On Wednesday, Newsom turns toward the conservative Upstate, among the state's most GOP-rich areas. He will kick off with an event in the small town of Seneca, which four-term GOP Sen. Lindsey Graham calls home. In last year's general election, Trump won more than 75% of votes cast in surrounding Oconee County.
Treading in that territory fits with the image that Newsom has been cultivating for himself ahead of a possible White House bid.

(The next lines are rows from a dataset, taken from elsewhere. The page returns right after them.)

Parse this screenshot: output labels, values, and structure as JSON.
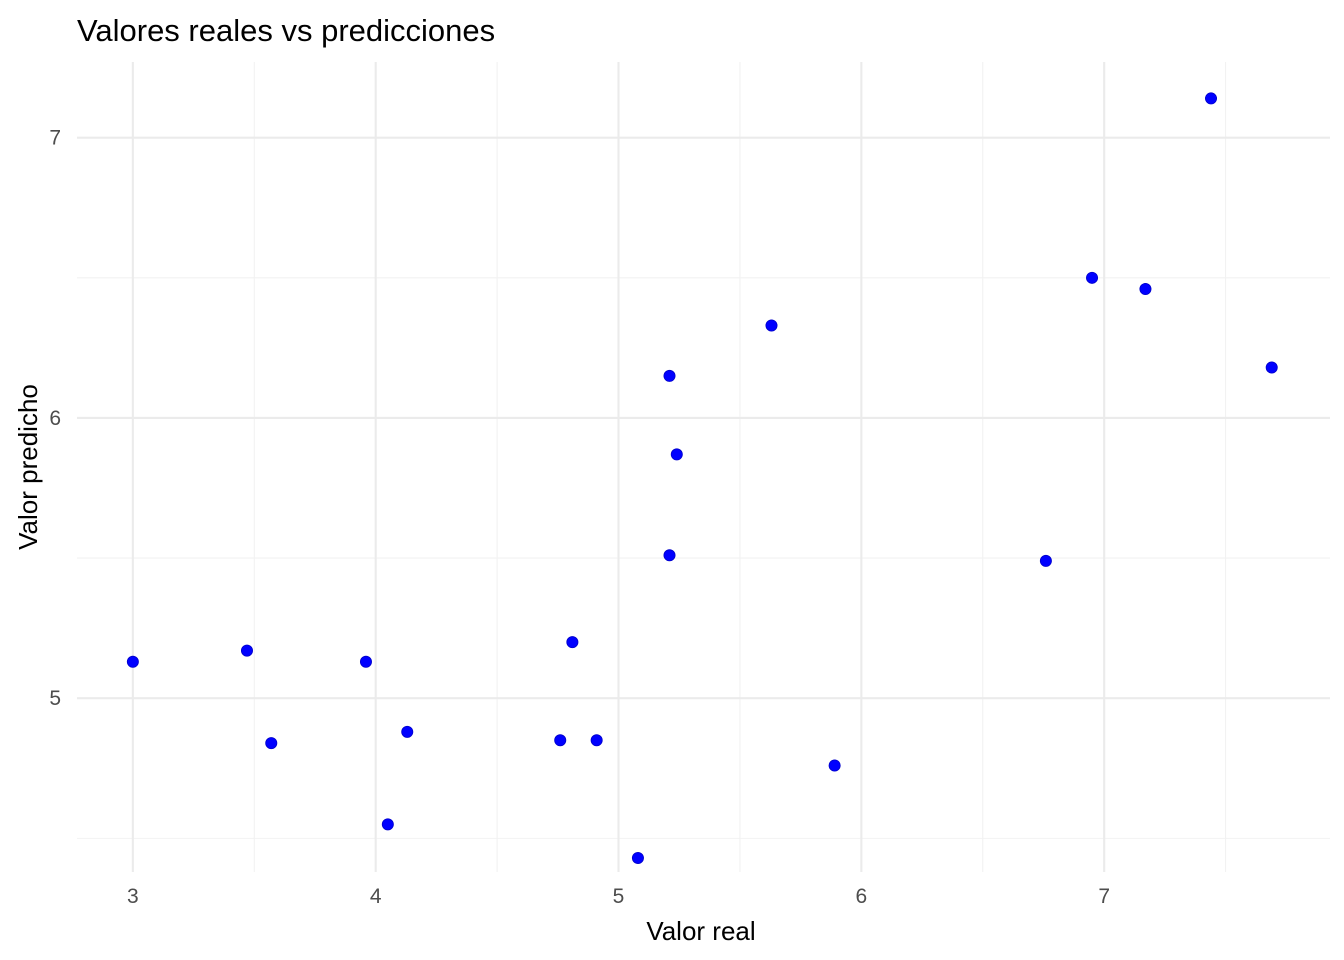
{
  "chart_data": {
    "type": "scatter",
    "title": "Valores reales vs predicciones",
    "xlabel": "Valor real",
    "ylabel": "Valor predicho",
    "xlim": [
      2.77,
      7.93
    ],
    "ylim": [
      4.38,
      7.27
    ],
    "x_ticks": [
      3,
      4,
      5,
      6,
      7
    ],
    "y_ticks": [
      5,
      6,
      7
    ],
    "x_minor_ticks": [
      3.5,
      4.5,
      5.5,
      6.5,
      7.5
    ],
    "y_minor_ticks": [
      4.5,
      5.5,
      6.5
    ],
    "grid": true,
    "legend": false,
    "point_color": "#0000ff",
    "points": [
      {
        "x": 3.0,
        "y": 5.13
      },
      {
        "x": 3.47,
        "y": 5.17
      },
      {
        "x": 3.57,
        "y": 4.84
      },
      {
        "x": 3.96,
        "y": 5.13
      },
      {
        "x": 4.05,
        "y": 4.55
      },
      {
        "x": 4.13,
        "y": 4.88
      },
      {
        "x": 4.76,
        "y": 4.85
      },
      {
        "x": 4.81,
        "y": 5.2
      },
      {
        "x": 4.91,
        "y": 4.85
      },
      {
        "x": 5.08,
        "y": 4.43
      },
      {
        "x": 5.21,
        "y": 5.51
      },
      {
        "x": 5.21,
        "y": 6.15
      },
      {
        "x": 5.24,
        "y": 5.87
      },
      {
        "x": 5.63,
        "y": 6.33
      },
      {
        "x": 5.89,
        "y": 4.76
      },
      {
        "x": 6.76,
        "y": 5.49
      },
      {
        "x": 6.95,
        "y": 6.5
      },
      {
        "x": 7.17,
        "y": 6.46
      },
      {
        "x": 7.44,
        "y": 7.14
      },
      {
        "x": 7.69,
        "y": 6.18
      }
    ]
  }
}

Increasingly willing to break from some of the policies that have defined his brand and his deeply Democratic state, Newsom has hosted Trump's allies on his podcast, even stunning some members of his own party by agreeing with podcast guests on issues such as restricting transgender women and girls in sports. The state is embroiled in a fight with the Trump administration over whether transgender athletes can compete in girls' high school sports, with the U.S. Department of Education finding that the state violated Title IX, the federal law that bans sex discrimination in education.

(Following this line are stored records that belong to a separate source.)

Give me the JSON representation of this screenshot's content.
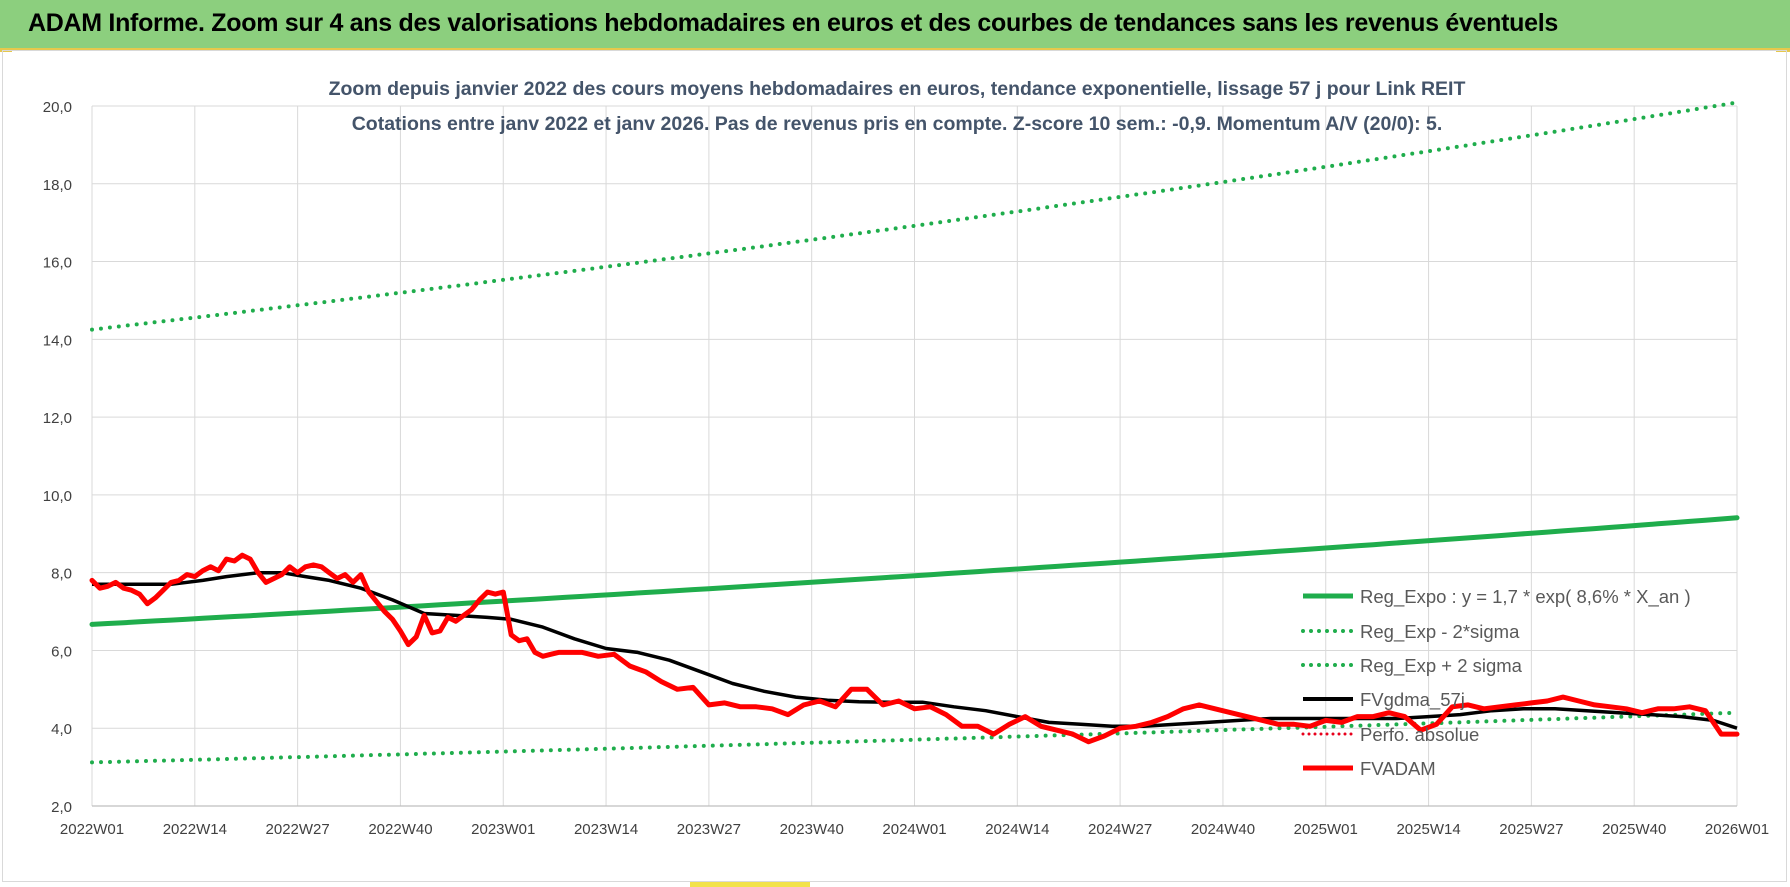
{
  "header": {
    "title": "ADAM Informe. Zoom sur 4 ans des valorisations hebdomadaires en euros et des courbes de tendances sans les revenus éventuels"
  },
  "chart_data": {
    "type": "line",
    "title": "Zoom depuis janvier 2022 des cours moyens hebdomadaires en euros, tendance exponentielle, lissage 57 j pour Link REIT",
    "subtitle": "Cotations entre janv 2022 et janv 2026. Pas de revenus pris en compte. Z-score 10 sem.: -0,9. Momentum A/V (20/0): 5.",
    "xlabel": "",
    "ylabel": "",
    "ylim": [
      2.0,
      20.0
    ],
    "yticks": [
      "2,0",
      "4,0",
      "6,0",
      "8,0",
      "10,0",
      "12,0",
      "14,0",
      "16,0",
      "18,0",
      "20,0"
    ],
    "xticks": [
      "2022W01",
      "2022W14",
      "2022W27",
      "2022W40",
      "2023W01",
      "2023W14",
      "2023W27",
      "2023W40",
      "2024W01",
      "2024W14",
      "2024W27",
      "2024W40",
      "2025W01",
      "2025W14",
      "2025W27",
      "2025W40",
      "2026W01"
    ],
    "grid": true,
    "legend_position": "bottom-right",
    "colors": {
      "trend": "#1fad4c",
      "band": "#1fad4c",
      "smooth": "#000000",
      "perf": "#e8001c",
      "price": "#ff0000",
      "grid": "#d9d9d9",
      "axis_text": "#404040",
      "title_text": "#44546a"
    },
    "series": [
      {
        "name": "Reg_Expo : y = 1,7 * exp( 8,6% *  X_an )",
        "style": "solid-thick",
        "x_index": [
          0,
          52,
          104,
          156,
          208
        ],
        "values": [
          6.67,
          7.27,
          7.92,
          8.63,
          9.41
        ]
      },
      {
        "name": "Reg_Exp - 2*sigma",
        "style": "dotted",
        "x_index": [
          0,
          52,
          104,
          156,
          208
        ],
        "values": [
          3.12,
          3.4,
          3.7,
          4.04,
          4.4
        ]
      },
      {
        "name": "Reg_Exp + 2 sigma",
        "style": "dotted",
        "x_index": [
          0,
          52,
          104,
          156,
          208
        ],
        "values": [
          14.25,
          15.53,
          16.92,
          18.44,
          20.09
        ]
      },
      {
        "name": "FVgdma_57j",
        "style": "solid",
        "x_index": [
          0,
          6,
          10,
          14,
          17,
          21,
          24,
          27,
          30,
          34,
          38,
          42,
          46,
          50,
          53,
          57,
          61,
          65,
          69,
          73,
          77,
          81,
          85,
          89,
          93,
          97,
          101,
          105,
          109,
          113,
          117,
          121,
          125,
          129,
          133,
          137,
          141,
          145,
          149,
          153,
          157,
          161,
          165,
          169,
          173,
          177,
          181,
          185,
          189,
          193,
          197,
          201,
          205,
          208
        ],
        "values": [
          7.7,
          7.7,
          7.7,
          7.8,
          7.9,
          8.0,
          8.0,
          7.9,
          7.8,
          7.6,
          7.3,
          6.95,
          6.9,
          6.85,
          6.8,
          6.6,
          6.3,
          6.05,
          5.95,
          5.75,
          5.45,
          5.15,
          4.95,
          4.8,
          4.72,
          4.68,
          4.67,
          4.67,
          4.55,
          4.45,
          4.3,
          4.15,
          4.1,
          4.05,
          4.05,
          4.1,
          4.15,
          4.2,
          4.25,
          4.25,
          4.25,
          4.25,
          4.25,
          4.3,
          4.35,
          4.45,
          4.5,
          4.5,
          4.45,
          4.4,
          4.35,
          4.3,
          4.2,
          4.0
        ]
      },
      {
        "name": "Perfo. absolue",
        "style": "dotted-thin",
        "x_index": [],
        "values": []
      },
      {
        "name": "FVADAM",
        "style": "solid-thick",
        "x_index": [
          0,
          1,
          2,
          3,
          4,
          5,
          6,
          7,
          8,
          9,
          10,
          11,
          12,
          13,
          14,
          15,
          16,
          17,
          18,
          19,
          20,
          21,
          22,
          23,
          24,
          25,
          26,
          27,
          28,
          29,
          30,
          31,
          32,
          33,
          34,
          35,
          36,
          37,
          38,
          39,
          40,
          41,
          42,
          43,
          44,
          45,
          46,
          47,
          48,
          49,
          50,
          51,
          52,
          53,
          54,
          55,
          56,
          57,
          58,
          59,
          60,
          62,
          64,
          66,
          68,
          70,
          72,
          74,
          76,
          78,
          80,
          82,
          84,
          86,
          88,
          90,
          92,
          94,
          96,
          98,
          100,
          102,
          104,
          106,
          108,
          110,
          112,
          114,
          116,
          118,
          120,
          122,
          124,
          126,
          128,
          130,
          132,
          134,
          136,
          138,
          140,
          142,
          144,
          146,
          148,
          150,
          152,
          154,
          156,
          158,
          160,
          162,
          164,
          166,
          168,
          170,
          172,
          174,
          176,
          178,
          180,
          182,
          184,
          186,
          188,
          190,
          192,
          194,
          196,
          198,
          200,
          202,
          204,
          206,
          208
        ],
        "values": [
          7.8,
          7.6,
          7.65,
          7.75,
          7.6,
          7.55,
          7.45,
          7.2,
          7.35,
          7.55,
          7.75,
          7.8,
          7.95,
          7.9,
          8.05,
          8.15,
          8.05,
          8.35,
          8.3,
          8.45,
          8.35,
          8.0,
          7.75,
          7.85,
          7.95,
          8.15,
          8.0,
          8.15,
          8.2,
          8.15,
          8.0,
          7.85,
          7.95,
          7.75,
          7.95,
          7.5,
          7.25,
          7.0,
          6.8,
          6.5,
          6.15,
          6.35,
          6.9,
          6.45,
          6.5,
          6.85,
          6.75,
          6.9,
          7.05,
          7.3,
          7.5,
          7.45,
          7.5,
          6.4,
          6.25,
          6.3,
          5.95,
          5.85,
          5.9,
          5.95,
          5.95,
          5.95,
          5.85,
          5.9,
          5.6,
          5.45,
          5.2,
          5.0,
          5.05,
          4.6,
          4.65,
          4.55,
          4.55,
          4.5,
          4.35,
          4.6,
          4.7,
          4.55,
          5.0,
          5.0,
          4.6,
          4.7,
          4.5,
          4.55,
          4.35,
          4.05,
          4.05,
          3.85,
          4.1,
          4.3,
          4.05,
          3.95,
          3.85,
          3.65,
          3.8,
          4.0,
          4.05,
          4.15,
          4.3,
          4.5,
          4.6,
          4.5,
          4.4,
          4.3,
          4.2,
          4.1,
          4.1,
          4.05,
          4.2,
          4.15,
          4.3,
          4.3,
          4.4,
          4.3,
          3.95,
          4.1,
          4.55,
          4.6,
          4.5,
          4.55,
          4.6,
          4.65,
          4.7,
          4.8,
          4.7,
          4.6,
          4.55,
          4.5,
          4.4,
          4.5,
          4.5,
          4.55,
          4.45,
          3.85,
          3.85
        ]
      }
    ]
  }
}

Newsom also said dismantling police departments was "lunacy," and he kept silent when another of his podcast guests, longtime Trump ally Steve Bannon, falsely said Trump won the 2020 presidential election against Democrat Joe Biden.
Although the 2028 Democratic primary calendar won't be set for many months, potential candidates for the party's upcoming presidential slate have already started visiting South Carolina, with the expectation that the state will continue to play a pivotal role.
At the urging of Biden — whose 2020 candidacy was saved by his resounding South Carolina primary win — the state led off Democrats’ 2024 calendar, and the state party intends to make the argument that it should retain the No. 1 position in the next cycle. South Carolina has long been the first Southern state to hold a primary, giving it a unique role in the Democratic nomination process because of its diverse electorate, particularly the significant influence of Black voters.
In May, a pair of governors — Minnesota's Tim Walz and Maryland's Wes Moore — headlined a weekend of events hosted by South Carolina Democrats, introducing themselves and testing their possible candidacy arguments in front of the party faithful.
Both also addressed attendees at Rep. Jim Clyburn's World Famous Fish Fry, a storied night of cold drinks, hot fried fish and raucous political stumping in which scores of Democratic presidential hopefuls have participated through the years.